Alessandro Manzetti always does a great job of evoking a narrative with his poems. He has figured out a great balance of information given and withheld within the swirling images his poems paint that hints at the larger narrative beyond what we are given. I love it. So, when he has a narrative stretched over fifteen poems, you know I’m in.

Such is the case with Dancing with Maria’s Ghost, Manzetti’s newest collection. The tale beneath this flows from ensnarement to infatuation to obsession to the ultimate ends such things must always meet. Especially when the object of the obsession is already dead. It’s a simple narrative, but plays out beautifully and with soul. This is a story of giving yourself over to beauty so fully that it consumes you. Not exactly a happy story, but a damn pretty one.

Poems like “Blue and Pink Feet” and “The Miracle of Skorpios” highlight the brutality and violence of this kind of relationship imbalance. And if you don’t think a poem can be sumptuous and violent at the same time, Alessandro has some words for you. At the same time, poems like “First Seeing” and “Follow Me to the Other Side” do a great job of conveying the seductive quality of being pulled along with something or someone larger than yourself, even if it is toward nothingness.

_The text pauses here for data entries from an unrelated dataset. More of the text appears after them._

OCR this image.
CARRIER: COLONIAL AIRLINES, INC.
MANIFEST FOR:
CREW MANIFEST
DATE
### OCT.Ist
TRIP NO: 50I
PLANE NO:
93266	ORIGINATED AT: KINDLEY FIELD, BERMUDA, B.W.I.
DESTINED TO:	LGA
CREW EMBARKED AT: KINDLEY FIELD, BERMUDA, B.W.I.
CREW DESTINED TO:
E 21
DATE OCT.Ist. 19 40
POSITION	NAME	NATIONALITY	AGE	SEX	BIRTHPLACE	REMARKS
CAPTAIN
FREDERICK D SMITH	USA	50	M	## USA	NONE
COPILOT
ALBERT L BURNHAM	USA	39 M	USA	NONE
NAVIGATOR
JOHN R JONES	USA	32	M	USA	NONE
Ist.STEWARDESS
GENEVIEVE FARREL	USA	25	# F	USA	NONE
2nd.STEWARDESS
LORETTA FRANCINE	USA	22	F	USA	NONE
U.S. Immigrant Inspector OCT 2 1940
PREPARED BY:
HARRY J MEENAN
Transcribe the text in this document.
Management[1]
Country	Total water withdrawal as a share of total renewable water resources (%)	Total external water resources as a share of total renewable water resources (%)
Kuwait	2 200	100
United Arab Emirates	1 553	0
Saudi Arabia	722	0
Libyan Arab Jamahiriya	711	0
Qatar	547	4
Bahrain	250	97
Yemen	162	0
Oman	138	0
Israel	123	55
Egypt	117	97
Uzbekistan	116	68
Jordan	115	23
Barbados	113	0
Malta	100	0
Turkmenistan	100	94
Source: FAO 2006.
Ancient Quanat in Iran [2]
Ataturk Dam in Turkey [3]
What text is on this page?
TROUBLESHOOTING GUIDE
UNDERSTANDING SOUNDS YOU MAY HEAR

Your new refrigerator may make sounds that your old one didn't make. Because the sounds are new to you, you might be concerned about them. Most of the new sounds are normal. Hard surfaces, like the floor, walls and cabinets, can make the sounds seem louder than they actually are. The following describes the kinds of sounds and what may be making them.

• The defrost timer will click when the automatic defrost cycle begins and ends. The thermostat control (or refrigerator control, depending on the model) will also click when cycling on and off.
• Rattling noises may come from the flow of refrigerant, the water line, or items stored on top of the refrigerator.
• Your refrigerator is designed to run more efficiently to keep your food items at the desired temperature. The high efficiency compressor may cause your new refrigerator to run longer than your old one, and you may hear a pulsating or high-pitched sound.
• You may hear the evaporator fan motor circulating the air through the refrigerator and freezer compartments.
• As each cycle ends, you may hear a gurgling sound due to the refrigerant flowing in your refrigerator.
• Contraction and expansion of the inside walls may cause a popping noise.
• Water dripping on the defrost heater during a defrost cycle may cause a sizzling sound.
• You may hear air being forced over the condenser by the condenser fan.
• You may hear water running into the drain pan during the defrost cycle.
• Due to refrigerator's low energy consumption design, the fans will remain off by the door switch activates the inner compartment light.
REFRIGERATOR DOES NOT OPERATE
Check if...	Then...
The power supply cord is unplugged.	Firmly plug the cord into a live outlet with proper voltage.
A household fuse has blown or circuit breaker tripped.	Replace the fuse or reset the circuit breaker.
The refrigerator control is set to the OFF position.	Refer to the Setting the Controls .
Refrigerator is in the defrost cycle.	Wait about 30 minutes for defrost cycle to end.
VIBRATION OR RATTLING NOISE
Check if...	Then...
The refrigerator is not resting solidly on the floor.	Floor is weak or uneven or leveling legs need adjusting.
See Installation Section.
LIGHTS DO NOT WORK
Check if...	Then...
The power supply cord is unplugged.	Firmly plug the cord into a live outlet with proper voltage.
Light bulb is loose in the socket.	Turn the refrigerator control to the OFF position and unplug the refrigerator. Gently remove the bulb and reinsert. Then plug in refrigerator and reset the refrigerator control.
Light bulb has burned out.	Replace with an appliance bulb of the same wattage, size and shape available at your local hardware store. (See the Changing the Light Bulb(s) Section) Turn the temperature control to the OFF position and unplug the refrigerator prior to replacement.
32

To round out the value here, there are some extra poems from miscellaneous publications. My favorite among them is “Stop Me From Dreaming,” cowritten with Joe R. Lansdale. I mean, come on. Uncle Joe and poetry. My heart sings.

Yes, this is a short collection, coming in at only around 60 pages of poetry, but the quality of those poems completely makes up for the low quantity. To be honest, 60 is just about the perfect size of a poetry collection for me.